Wrong posterior variance with Minibatches

The docs state that passing the argument total_size to the observed variables would fix posterior variance but it appears to have no effect at all.

PS: I’m using Metropolis as my sampler because it is the only one that works with this problem.

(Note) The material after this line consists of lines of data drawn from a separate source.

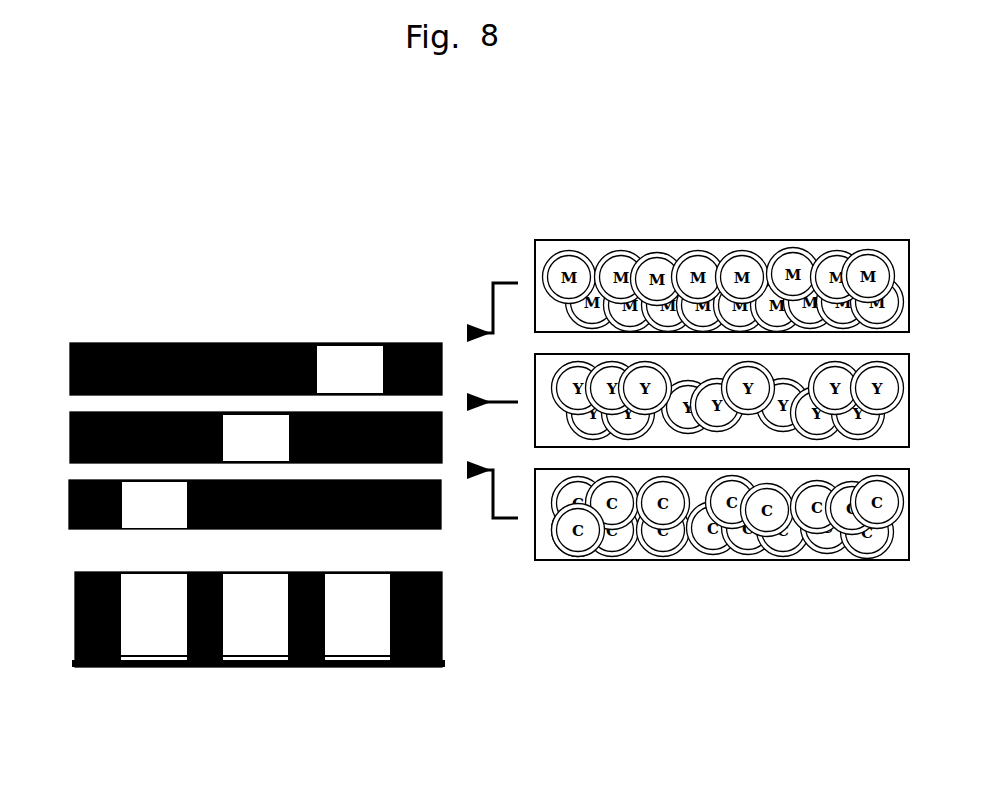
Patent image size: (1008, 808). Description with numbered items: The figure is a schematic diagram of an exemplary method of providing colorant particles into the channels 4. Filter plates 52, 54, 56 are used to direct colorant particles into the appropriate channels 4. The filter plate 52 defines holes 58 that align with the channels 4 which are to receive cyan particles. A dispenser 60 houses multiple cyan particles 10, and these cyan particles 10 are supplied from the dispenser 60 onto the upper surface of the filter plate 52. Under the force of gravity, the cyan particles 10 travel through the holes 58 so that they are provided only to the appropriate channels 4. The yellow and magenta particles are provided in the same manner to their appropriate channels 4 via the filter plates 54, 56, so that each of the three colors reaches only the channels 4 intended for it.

The channels 4 is at (137, 647).
The cyan particles 10 is at (570, 557).
The filter plate 52 is at (227, 521).
The filter plate 54 is at (70, 427).
The filter plate 56 is at (68, 362).
The holes 58 is at (133, 520).
The dispenser 60 is at (633, 561).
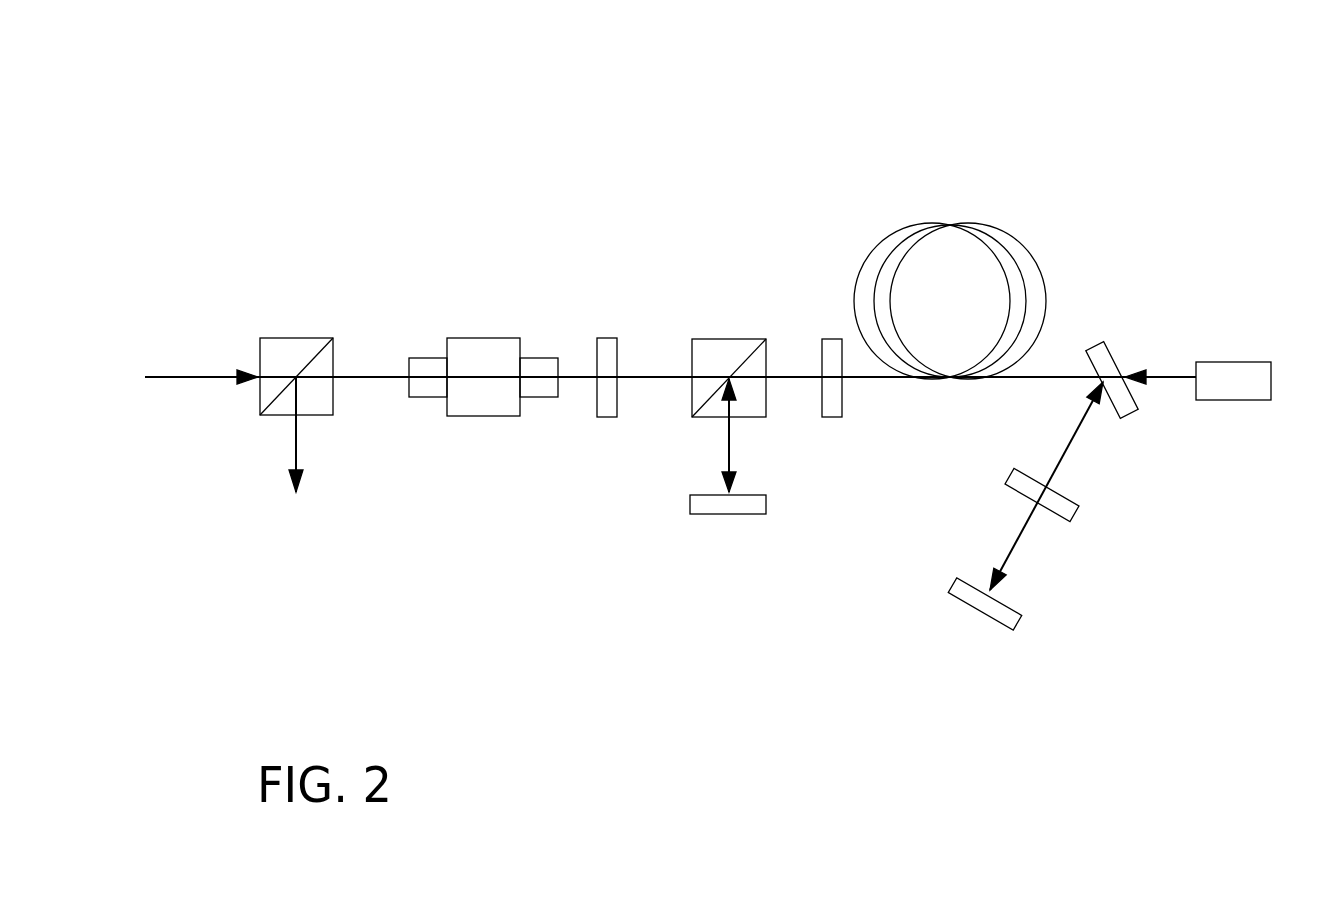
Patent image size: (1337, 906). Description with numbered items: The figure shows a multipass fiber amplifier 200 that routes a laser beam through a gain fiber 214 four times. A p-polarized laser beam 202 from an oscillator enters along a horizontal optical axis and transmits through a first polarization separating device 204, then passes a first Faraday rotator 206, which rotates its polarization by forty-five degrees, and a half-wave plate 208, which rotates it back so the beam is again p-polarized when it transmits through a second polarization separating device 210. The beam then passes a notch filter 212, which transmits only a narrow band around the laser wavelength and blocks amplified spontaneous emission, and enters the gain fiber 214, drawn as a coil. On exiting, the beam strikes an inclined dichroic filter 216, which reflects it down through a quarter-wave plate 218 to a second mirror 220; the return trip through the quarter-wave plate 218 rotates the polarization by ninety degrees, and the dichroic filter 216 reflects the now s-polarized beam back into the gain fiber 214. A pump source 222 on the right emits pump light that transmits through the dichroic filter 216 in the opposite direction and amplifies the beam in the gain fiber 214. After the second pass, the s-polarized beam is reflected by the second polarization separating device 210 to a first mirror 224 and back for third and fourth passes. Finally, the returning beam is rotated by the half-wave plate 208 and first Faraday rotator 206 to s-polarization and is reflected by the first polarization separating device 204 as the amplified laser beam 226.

The multipass fiber amplifier 200 is at (369, 95).
The p-polarized laser beam 202 is at (185, 375).
The first polarization separating device 204 is at (317, 337).
The first Faraday rotator 206 is at (503, 337).
The half-wave plate 208 is at (607, 337).
The second polarization separating device 210 is at (710, 339).
The notch filter 212 is at (842, 398).
The gain fiber 214 is at (1040, 280).
The dichroic filter 216 is at (1108, 346).
The quarter-wave plate 218 is at (1077, 515).
The second mirror 220 is at (1012, 622).
The pump source 222 is at (1253, 362).
The first mirror 224 is at (766, 505).
The amplified laser beam 226 is at (297, 450).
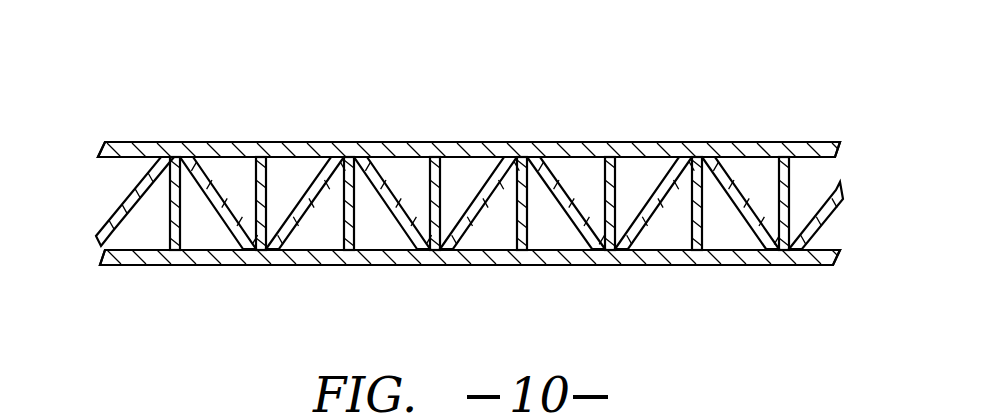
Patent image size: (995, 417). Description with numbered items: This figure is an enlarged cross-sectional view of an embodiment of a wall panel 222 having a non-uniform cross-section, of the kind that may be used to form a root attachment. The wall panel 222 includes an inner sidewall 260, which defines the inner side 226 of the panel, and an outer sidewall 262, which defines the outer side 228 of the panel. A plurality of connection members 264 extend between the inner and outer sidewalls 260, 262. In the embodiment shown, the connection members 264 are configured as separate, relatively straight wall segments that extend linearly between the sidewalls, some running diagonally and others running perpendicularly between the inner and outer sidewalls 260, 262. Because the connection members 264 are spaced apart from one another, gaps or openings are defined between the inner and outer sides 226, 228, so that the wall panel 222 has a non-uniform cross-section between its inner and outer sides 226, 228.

The wall panel 222 is at (448, 164).
The outer sidewall 262 is at (107, 150).
The outer side 228 is at (442, 142).
The inner sidewall 260 is at (107, 253).
The inner side 226 is at (580, 266).
The connection members 264 is at (314, 178).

with pm.Model() as residual_model:
    # Setup
    batch_size = 10000
    sample_size = len(df)
    residuals = pm.Minibatch(df['RESIDUAL'].values, batch_size)
    
    # Prior
    bias_all = pm.Normal('bias_all', mu=0, sd=100)
    sd_all = pm.HalfNormal('sd_all', sd=100)
    
    bias_inlier = pm.Normal('bias_inlier', mu=0, sd=100)
    beta = pm.Normal('beta', mu=0, sd=100)
    beta_0 = pm.Normal('beta_0', mu=0, sd=100)
    sd_inlier = pm.HalfNormal('sd_inlier', sd=100)
    sd_outlier = pm.HalfNormal('sd_outlier', sd=100) + sd_inlier
    
    # Likelihood Models
    likelihood_all = pm.Normal('all', mu=bias_all, sd=sd_all, observed=residuals, total_size=sample_size)
    
    outlier_prob = pmath.invlogit(beta*abs(residuals) + beta_0)
    inlier_loglike = pm.Normal.dist(mu=bias_inlier, sd=sd_inlier).logp(residuals)
    outlier_loglike = pm.Normal.dist(mu=bias_inlier, sd=sd_outlier).logp(residuals)
    likelihood_inlier = pm.Potential(
        'inlier',
        ((1-outlier_prob) * inlier_loglike).sum() + (outlier_prob * outlier_loglike).sum()
    )
    
    # Posterior
    resid_trace = pm.sample(4000, step=pm.Metropolis(), cores=32)

total_size is meant for Variational inference only, if it is causing confusion we should probably modify the docstring

1 Like

Oh nooo! Does that mean there’s no why to sample the correct posterior for a problem like this?